Aviation Accident Summaries

Aviation Accident Summary CHI00LA044

SALINA, KS, USA

Aircraft #1

N58408

Hughes 269C

Analysis

The pilot was performing a practice autorotation. He stated that he began the practice autorotation by '...lowering the collective all the way and reducing the throttle setting to a point where the engine RPM and rotor RPM needles split. I verified that the needles split, but something didn't feel normal.' The pilot elected to abandon the maneuver and added power to recover. The pilot stated: 'As best I can remember, the engine and rotor RPM needles had syncronized [sic] and were at approximately the right clock position on the tach face.' The pilot said that at this time he was '...becoming aware of an extremely high descent rate.' The pilot flight manual for the aircraft describes the procedure for practice autorotation as follows: 'Split the needles by lowering the collective while maintaining throttle setting. The throttle correlation will establish a high idle rpm (approximately 2000 rpm) which will aid in preventing the engine from loading up or stalling during recovery. No apparent preexisting anomalies were detected with respect to the aircraft or systems. The pilot listed no mechanical malfunction in his written report.

Factual Information

On December 13, 1999, at 1435 central standard time, a Hughes 269C, piloted by a commercial pilot, sustained substantial damage when it impacted the terrain following a practice autorotation about four miles south of the Salina Municipal Airport, Salina, Kansas. Visual meteorological conditions prevailed at the time of the accident. The personal flight was conducted under the provisions of 14 CFR Part 91 and was not on a flight plan. The pilot and his one passenger received serious injuries.
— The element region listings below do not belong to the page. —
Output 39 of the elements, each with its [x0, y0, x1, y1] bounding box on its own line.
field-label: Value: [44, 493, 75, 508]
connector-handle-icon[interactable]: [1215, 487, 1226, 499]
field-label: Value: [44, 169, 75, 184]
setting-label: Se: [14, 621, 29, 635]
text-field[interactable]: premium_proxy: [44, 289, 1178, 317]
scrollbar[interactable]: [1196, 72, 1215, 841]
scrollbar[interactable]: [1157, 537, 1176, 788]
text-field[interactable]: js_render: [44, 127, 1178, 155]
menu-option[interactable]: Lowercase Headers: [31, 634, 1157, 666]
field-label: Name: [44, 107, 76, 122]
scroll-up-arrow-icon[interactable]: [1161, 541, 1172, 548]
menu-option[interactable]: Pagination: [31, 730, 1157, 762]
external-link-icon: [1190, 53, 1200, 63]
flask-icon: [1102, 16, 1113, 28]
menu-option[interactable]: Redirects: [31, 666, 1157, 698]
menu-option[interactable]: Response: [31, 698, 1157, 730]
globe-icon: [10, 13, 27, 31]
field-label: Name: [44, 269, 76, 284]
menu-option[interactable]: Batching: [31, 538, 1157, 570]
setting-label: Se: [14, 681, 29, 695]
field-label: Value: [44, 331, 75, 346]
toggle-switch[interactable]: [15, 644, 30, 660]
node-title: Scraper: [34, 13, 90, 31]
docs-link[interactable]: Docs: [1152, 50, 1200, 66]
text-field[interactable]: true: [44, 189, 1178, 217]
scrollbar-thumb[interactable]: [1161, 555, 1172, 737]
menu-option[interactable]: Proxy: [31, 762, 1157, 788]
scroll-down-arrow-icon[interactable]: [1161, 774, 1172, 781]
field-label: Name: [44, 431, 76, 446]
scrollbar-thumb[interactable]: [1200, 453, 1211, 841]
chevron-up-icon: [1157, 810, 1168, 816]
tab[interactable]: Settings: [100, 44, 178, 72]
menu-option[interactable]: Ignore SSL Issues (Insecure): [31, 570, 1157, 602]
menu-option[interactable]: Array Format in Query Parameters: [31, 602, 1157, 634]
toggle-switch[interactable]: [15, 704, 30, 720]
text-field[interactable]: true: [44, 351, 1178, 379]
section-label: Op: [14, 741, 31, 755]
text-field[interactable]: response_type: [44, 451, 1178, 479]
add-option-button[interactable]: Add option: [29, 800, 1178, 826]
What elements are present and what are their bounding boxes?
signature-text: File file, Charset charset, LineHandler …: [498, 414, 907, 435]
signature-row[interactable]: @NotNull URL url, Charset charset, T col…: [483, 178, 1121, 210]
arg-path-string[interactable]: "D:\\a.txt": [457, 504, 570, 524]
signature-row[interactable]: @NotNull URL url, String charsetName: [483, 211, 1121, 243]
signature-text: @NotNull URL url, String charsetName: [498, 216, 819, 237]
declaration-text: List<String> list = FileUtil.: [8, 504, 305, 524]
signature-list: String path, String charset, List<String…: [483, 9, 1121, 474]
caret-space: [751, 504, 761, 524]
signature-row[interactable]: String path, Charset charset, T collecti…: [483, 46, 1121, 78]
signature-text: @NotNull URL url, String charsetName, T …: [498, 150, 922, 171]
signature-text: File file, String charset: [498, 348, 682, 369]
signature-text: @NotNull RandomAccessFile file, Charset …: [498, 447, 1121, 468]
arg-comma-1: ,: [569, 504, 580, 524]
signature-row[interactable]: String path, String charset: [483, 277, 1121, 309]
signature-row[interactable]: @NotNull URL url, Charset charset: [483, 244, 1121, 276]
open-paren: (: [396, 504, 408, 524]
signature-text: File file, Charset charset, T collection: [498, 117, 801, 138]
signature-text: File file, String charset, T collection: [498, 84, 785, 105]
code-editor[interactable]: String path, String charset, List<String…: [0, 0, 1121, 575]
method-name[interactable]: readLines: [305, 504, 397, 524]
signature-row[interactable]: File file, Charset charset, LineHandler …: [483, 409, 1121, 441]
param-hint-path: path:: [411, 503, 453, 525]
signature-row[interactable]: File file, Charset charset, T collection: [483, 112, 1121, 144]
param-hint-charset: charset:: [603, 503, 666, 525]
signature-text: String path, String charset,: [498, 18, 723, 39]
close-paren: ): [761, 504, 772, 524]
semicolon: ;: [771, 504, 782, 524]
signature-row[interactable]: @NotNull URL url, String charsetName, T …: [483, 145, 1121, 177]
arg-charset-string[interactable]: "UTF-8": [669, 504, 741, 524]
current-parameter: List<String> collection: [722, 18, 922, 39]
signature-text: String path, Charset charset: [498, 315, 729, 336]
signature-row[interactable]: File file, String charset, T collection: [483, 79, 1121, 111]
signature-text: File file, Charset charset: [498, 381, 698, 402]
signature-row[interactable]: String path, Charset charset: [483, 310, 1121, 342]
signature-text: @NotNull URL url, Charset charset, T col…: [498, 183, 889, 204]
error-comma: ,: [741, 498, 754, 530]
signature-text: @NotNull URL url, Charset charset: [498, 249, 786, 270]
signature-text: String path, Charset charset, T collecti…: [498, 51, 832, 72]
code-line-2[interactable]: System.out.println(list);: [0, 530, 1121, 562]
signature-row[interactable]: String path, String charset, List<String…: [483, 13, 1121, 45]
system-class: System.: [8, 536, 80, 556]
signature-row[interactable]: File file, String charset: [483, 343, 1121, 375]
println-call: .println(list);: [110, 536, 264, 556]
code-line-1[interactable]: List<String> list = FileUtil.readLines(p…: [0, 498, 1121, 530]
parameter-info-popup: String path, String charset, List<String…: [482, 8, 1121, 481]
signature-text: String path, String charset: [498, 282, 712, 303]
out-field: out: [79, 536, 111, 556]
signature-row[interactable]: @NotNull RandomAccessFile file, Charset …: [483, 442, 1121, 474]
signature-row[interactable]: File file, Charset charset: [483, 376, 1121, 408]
The local flight originated from the Salina Municipal Airport about 1400. In a written statement, the pilot said that he began the practice autorotation by "...lowering the collective all the way and reducing the throttle setting to a point where the engine RPM and rotor RPM needles split. I verified that the needles split, but something didn't feel normal." The pilot elected to abandon the maneuver and added power to recover. The pilot stated that "...the engine and rotor RPM needles had syncronized and were at approximately the right clock position on the tach face." The pilot said that at this time he was "...becoming aware of an extremely high descent rate." The pilot said that he started the maneuver at about 700 feet. The pilot stated, "just prior to impact, I applied full up collective and full aft cyclic." The pilot flight manual for the aircraft decribes the procedure for practice autorotation as follows: "Split the needles by lowering the collective while maintaining throttle setting. The throttle correlation will establish a high idle rpm (approximately 2000 rpm) which will aid in preventing the engine from loading up or stalling during recovery. Conversely, when the collective is raised without increasing throttle, the correlation is such that only minor throttle adjustments will be required to perform a smooth recovery without exceeding 2700 rpm." The Federal Aviation Administration performed a postaccident examination of the aircraft. No preexisting anomalies were detected with respect to the aircraft or systems. The pilot listed no mechanical malfunction in his written report.

Probable Cause and Findings

The pilot's failure to follow the published practice autorotation procedures, the improper use of throttle, and the inadequate flare.